Penanganan kasus kecelakaan kereta di Bekasi Timur kini berada di bawah kendali Korlantas Polri melalui Direktorat Penegakan Hukum (Gakkum), dengan dukungan penuh dari Polda Metro Jaya. Direktur Lalu Lintas Polda Metro Jaya, Komarudin, mengatakan proses penyelidikan masih berjalan dan akan menentukan langkah lanjutan, termasuk kemungkinan gelar perkara.
Fokus Penanganan dan Pencegahan
"Nanti kita tunggu dari Dirgakkum Korlantas karena langsung diambil alih oleh dari Direktorat Gakkum Korlantas Mabes Polri. Timnya juga kita mendukung semua proses yang sedang dilakukan, tentunya untuk percepatan dalam pembenahan," ujar Komarudin. Ia menegaskan, penanganan kasus ini tidak hanya berfokus pada penegakan hukum, tetapi juga upaya pencegahan agar kejadian serupa tidak terulang di wilayah lain. "Kita mengantisipasi kejadian-kejadian serupa agar tidak terulang kembali di mana pun, ya bukan hanya di Jakarta tapi di seluruh Indonesia," katanya.
Proses Penyelidikan Berlangsung
Terkait waktu penanganan, Komarudin menyebut proses masih berlangsung dan bergantung pada hasil pemeriksaan yang sedang dilakukan. "Relatif ya, kita akan lihat kalaupun memang sekiranya nanti cukup dari hasil pemeriksaan mulai dari pengecekan kendaraan, kalau sopir rasanya sudah, tinggal bagaimana kita pendalaman ke kendaraannya," jelasnya.
Penelusuran Penyebab Kecelakaan
Menurut dia, penyebab kecelakaan akan ditelusuri dari berbagai faktor, mulai dari kesalahan manusia, kondisi kendaraan, hingga faktor jalan. "Seperti yang tadi saya katakan sekali lagi, empat faktor penyebab kecelakaan itu mulai dari human error, kemudian juga faktor kendaraan, faktor jalan juga berpengaruh karena dalam Undang-Undang Lalu Lintas, jalan juga ada penanggung jawabnya," ujarnya.
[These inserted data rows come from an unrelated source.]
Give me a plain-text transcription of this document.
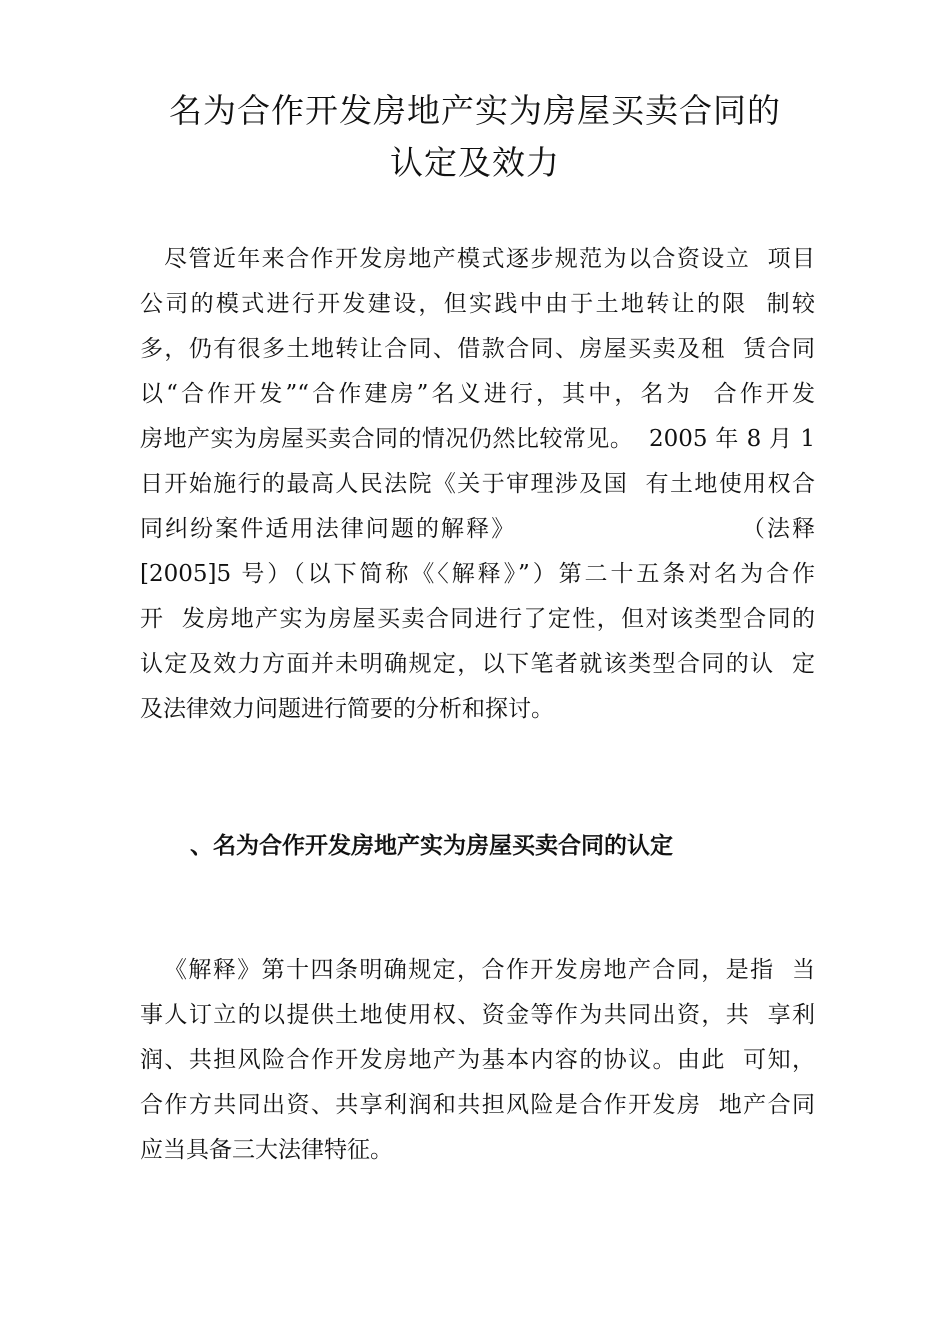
名为合作开发房地产实为房屋买卖合同的
认定及效力

尽管近年来合作开发房地产模式逐步规范为以合资设立  项目

公司的模式进行开发建设，但实践中由于土地转让的限  制较

多，仍有很多土地转让合同、借款合同、房屋买卖及租  赁合同

以“合作开发”“合作建房”名义进行，其中，名为  合作开发

房地产实为房屋买卖合同的情况仍然比较常见。  2005 年 8 月 1

日开始施行的最高人民法院《关于审理涉及国  有土地使用权合

同纠纷案件适用法律问题的解释》                        （法释

[2005]5 号）（以下简称《〈解释》”）第二十五条对名为合作

开  发房地产实为房屋买卖合同进行了定性，但对该类型合同的

认定及效力方面并未明确规定，以下笔者就该类型合同的认  定

及法律效力问题进行简要的分析和探讨。

、名为合作开发房地产实为房屋买卖合同的认定

《解释》第十四条明确规定，合作开发房地产合同，是指  当

事人订立的以提供土地使用权、资金等作为共同出资，共  享利

润、共担风险合作开发房地产为基本内容的协议。由此  可知，

合作方共同出资、共享利润和共担风险是合作开发房  地产合同

应当具备三大法律特征。
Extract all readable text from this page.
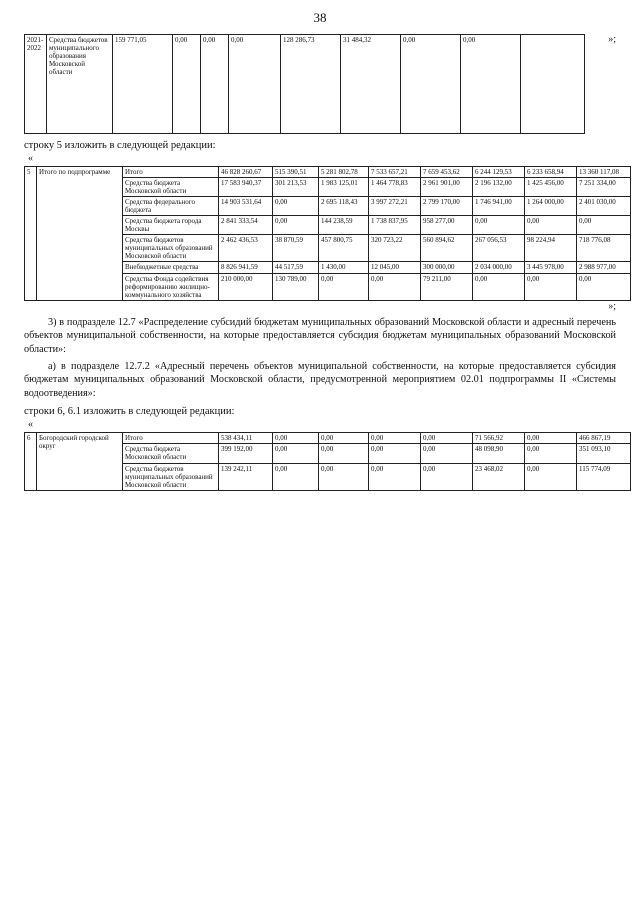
38
2021-2022	Средства бюджетов муниципального образования Московской области	159 771,05	0,00	0,00	0,00	128 286,73	31 484,32	0,00	0,00		»;
строку 5 изложить в следующей редакции:
«
5	Итого по подпрограмме	Итого	46 828 260,67	515 390,51	5 281 802,78	7 533 657,21	7 659 453,62	6 244 129,53	6 233 658,94	13 360 117,08
		Средства бюджета Московской области	17 583 940,37	301 213,53	1 983 125,01	1 464 778,83	2 961 901,00	2 196 132,00	1 425 456,00	7 251 334,00
		Средства федерального бюджета	14 903 531,64	0,00	2 695 118,43	3 997 272,21	2 799 170,00	1 746 941,00	1 264 000,00	2 401 030,00
		Средства бюджета города Москвы	2 841 333,54	0,00	144 238,59	1 738 837,95	958 277,00	0,00	0,00	0,00
		Средства бюджетов муниципальных образований Московской области	2 462 436,53	38 870,59	457 800,75	320 723,22	560 894,62	267 056,53	98 224,94	718 776,08
		Внебюджетные средства	8 826 941,59	44 517,59	1 430,00	12 045,00	300 000,00	2 034 000,00	3 445 978,00	2 988 977,00
		Средства Фонда содействия реформированию жилищно-коммунального хозяйства	210 000,00	130 789,00	0,00	0,00	79 211,00	0,00	0,00	0,00
»;

3) в подразделе 12.7 «Распределение субсидий бюджетам муниципальных образований Московской области и адресный перечень объектов муниципальной собственности, на которые предоставляется субсидия бюджетам муниципальных образований Московской области»:

а) в подразделе 12.7.2 «Адресный перечень объектов муниципальной собственности, на которые предоставляется субсидия бюджетам муниципальных образований Московской области, предусмотренной мероприятием 02.01 подпрограммы II «Системы водоотведения»:

строки 6, 6.1 изложить в следующей редакции:
«
6	Богородский городской округ	Итого	538 434,11	0,00	0,00	0,00	0,00	71 566,92	0,00	466 867,19
		Средства бюджета Московской области	399 192,00	0,00	0,00	0,00	0,00	48 098,90	0,00	351 093,10
		Средства бюджетов муниципальных образований Московской области	139 242,11	0,00	0,00	0,00	0,00	23 468,02	0,00	115 774,09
Komarudin menambahkan, jika hasil penyelidikan menunjukkan kecelakaan dipicu faktor jalan, maka pihak penyelenggara jalan dapat dimintai pertanggungjawaban. "Ya kalaupun memang nanti kecelakaan terjadi karena faktor jalan, ya penyelenggara jalannya yang kena nanti," tegasnya.